Каким провидением места в самолете у них оказались по соседству, он не знал. Загадка… Заверив себя, что сможет продержаться несколько часов, пилот включил полюбившиеся треки и собирался вздремнуть.
Краем глаза посматривая на свою соседку, Костя уверился, что та точно психованная и однозначно симпатичная. Ее разговоры с подругой его позабавили. Ему сложно было понять страхи, которые поселились в дурной маленькой головке. Машина исправная. Пилоты отличные. Погода чуть подкачает, но позже, хотя турбулентность ожидалась небольшой.
— Опять! — воскликнула Лена и прижала ладонь ко рту, глядя затравленным взглядом на соседа. — Теперь точно разваливается! Слышишь? Стучит что-то…
— Все в порядке, — Костя со знанием дела и некоторой жалостью к испуганному недоразумению на автомате взял ее за руку, чтобы успокоить. Ничего не скажешь, спокойный полет. — Так все и должно работать.
Про себя Соболев отметил холодность ее руки и ощутимое подрагивание. Девушка хваталась за его ладонь своими пальчиками, будто боялась, что он отпустит. Глупое создание.
— Это хороший самолет, — успокаивающе заверил молодой человек Лену. — Тебе надо отвлечься и подумать о чем-нибудь хорошем.
— Я не могу… — закусила Измайлова губу и посмотрела в иллюминатор. Все происходящее было настоящим испытанием для ее выдержки. Вот только она у Лены хромала, будто загнанная кляча.
— Почему? — вздохнул пилот, поражаясь ее иррациональному страху. Он же сказал, что все хорошо.
— Ты не поймешь. Молод и зелен, — Лене было обидно, что сидящий рядом «ребенок» смотрел на нее с такой откровенной жалостью.
— Так! Давай только без твоих уточнений! — его желание придушить ее уже преобладало над порывом успокоить.
— Тебе не понять, — обреченно повторила страдалица, опуская глаза. — Пофигистам по жизни неведомы переживания.
— Я, пожалуй, еще раз спрошу…Ты охуела? — пилот грубо притянул ее к себе за руку и пробуравил до самого шасси самолета своим взглядом. Правильно говорят: не делай людям добра — не получишь зла.
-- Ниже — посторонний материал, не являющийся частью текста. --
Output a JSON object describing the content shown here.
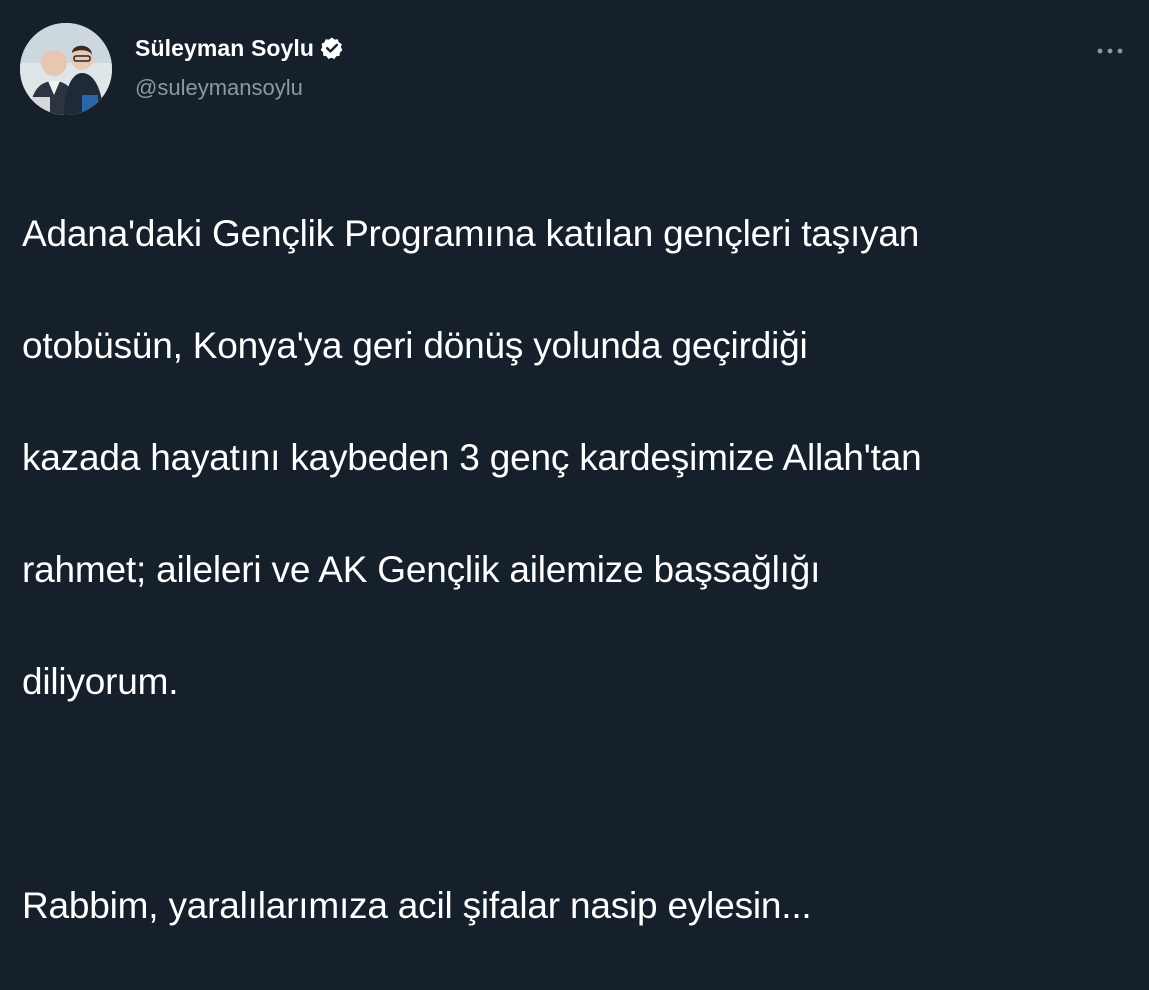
{
  "author": {
    "display_name": "Süleyman Soylu",
    "handle": "@suleymansoylu",
    "verified": true,
    "avatar_icon": "avatar-photo"
  },
  "tweet": {
    "paragraph_1_lines": [
      "Adana'daki Gençlik Programına katılan gençleri taşıyan",
      "otobüsün, Konya'ya geri dönüş yolunda geçirdiği",
      "kazada hayatını kaybeden 3 genç kardeşimize Allah'tan",
      "rahmet; aileleri ve AK Gençlik ailemize başsağlığı",
      "diliyorum."
    ],
    "paragraph_2": "Rabbim, yaralılarımıza acil şifalar nasip eylesin..."
  },
  "icons": {
    "verified": "verified-badge-icon",
    "more": "more-options-icon"
  },
  "colors": {
    "background": "#15202b",
    "text_primary": "#ffffff",
    "text_secondary": "#8b98a5"
  }
}
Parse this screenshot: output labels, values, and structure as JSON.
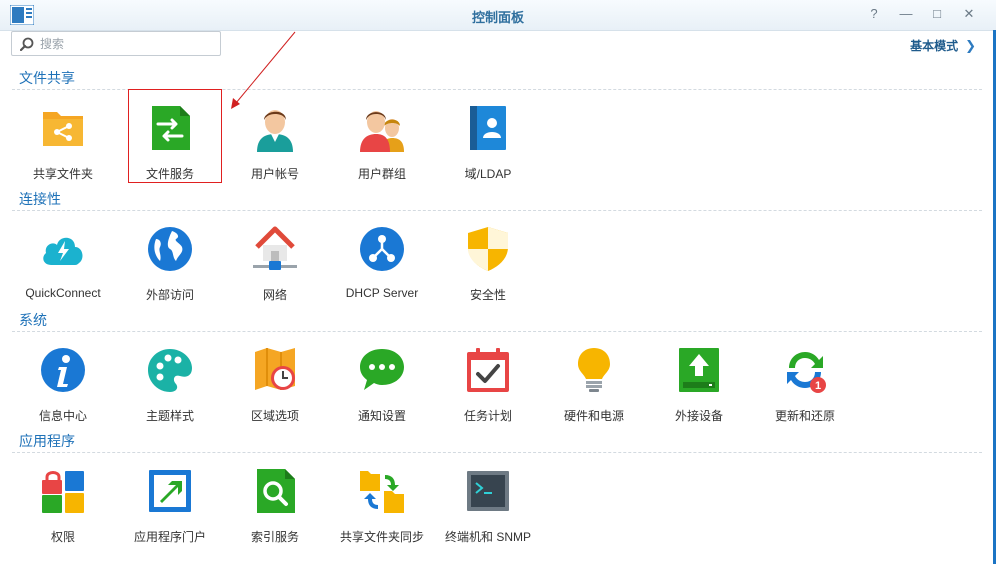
{
  "window": {
    "title": "控制面板",
    "help": "?",
    "minimize": "—",
    "maximize": "□",
    "close": "✕"
  },
  "search": {
    "placeholder": "搜索",
    "value": ""
  },
  "mode_toggle": {
    "label": "基本模式",
    "chevron": "❯"
  },
  "sections": [
    {
      "title": "文件共享",
      "items": [
        {
          "label": "共享文件夹",
          "icon": "shared-folder-icon"
        },
        {
          "label": "文件服务",
          "icon": "file-services-icon",
          "highlighted": true
        },
        {
          "label": "用户帐号",
          "icon": "user-icon"
        },
        {
          "label": "用户群组",
          "icon": "group-icon"
        },
        {
          "label": "域/LDAP",
          "icon": "ldap-icon"
        }
      ]
    },
    {
      "title": "连接性",
      "items": [
        {
          "label": "QuickConnect",
          "icon": "quickconnect-icon"
        },
        {
          "label": "外部访问",
          "icon": "external-access-icon"
        },
        {
          "label": "网络",
          "icon": "network-icon"
        },
        {
          "label": "DHCP Server",
          "icon": "dhcp-icon"
        },
        {
          "label": "安全性",
          "icon": "security-shield-icon"
        }
      ]
    },
    {
      "title": "系统",
      "items": [
        {
          "label": "信息中心",
          "icon": "info-icon"
        },
        {
          "label": "主题样式",
          "icon": "palette-icon"
        },
        {
          "label": "区域选项",
          "icon": "regional-clock-icon"
        },
        {
          "label": "通知设置",
          "icon": "notification-chat-icon"
        },
        {
          "label": "任务计划",
          "icon": "task-calendar-icon"
        },
        {
          "label": "硬件和电源",
          "icon": "lightbulb-icon"
        },
        {
          "label": "外接设备",
          "icon": "external-device-icon"
        },
        {
          "label": "更新和还原",
          "icon": "update-restore-icon",
          "badge": "1"
        }
      ]
    },
    {
      "title": "应用程序",
      "items": [
        {
          "label": "权限",
          "icon": "privileges-icon"
        },
        {
          "label": "应用程序门户",
          "icon": "app-portal-icon"
        },
        {
          "label": "索引服务",
          "icon": "index-search-icon"
        },
        {
          "label": "共享文件夹同步",
          "icon": "folder-sync-icon"
        },
        {
          "label": "终端机和 SNMP",
          "icon": "terminal-icon"
        }
      ]
    }
  ],
  "colors": {
    "accent": "#1f72b8",
    "highlight_box": "#e02020",
    "arrow": "#d02020"
  }
}
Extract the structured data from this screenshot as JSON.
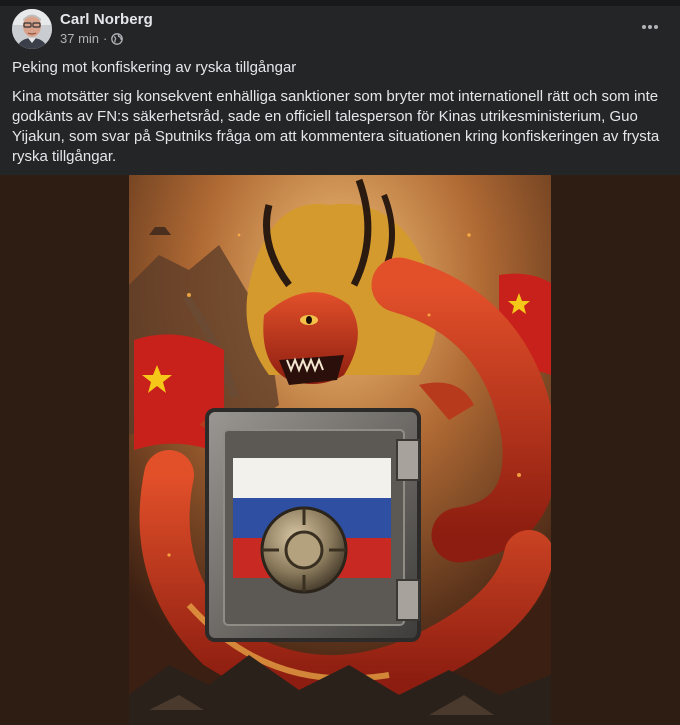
{
  "post": {
    "author": "Carl Norberg",
    "time": "37 min",
    "separator": "·",
    "privacy_icon": "globe-icon",
    "more_icon": "ellipsis-icon",
    "headline": "Peking mot konfiskering av ryska tillgångar",
    "body": "Kina motsätter sig konsekvent enhälliga sanktioner som bryter mot internationell rätt och som inte godkänts av FN:s säkerhetsråd, sade en officiell talesperson för Kinas utrikesministerium, Guo Yijakun, som svar på Sputniks fråga om att kommentera situationen kring konfiskeringen av frysta ryska tillgångar.",
    "image": {
      "description_icon": "dragon-safe-illustration"
    }
  },
  "colors": {
    "background": "#242526",
    "text_primary": "#e4e6eb",
    "text_secondary": "#b0b3b8",
    "media_letterbox": "#2d1d12"
  }
}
Лена вывернулась из его рук, сняла резинку с головы, распустив волосы в желании собрать их по новой, и готовилась ответить ему так дерзко, чтобы тот дар речи потерял, но салон наполнился звуками из динамиков: «Уважаемые пассажиры! Мы входим в зону турбулентности. Просьба пристегнуть ремни безопасности и не покидать свои места!» — мужской голос монотонно выдал объявление, а у Измайловой в груди поднялось невиданного размера цунами, готовое снести все на своем пути. Надо ли говорить, что опорных строений и так уже не было.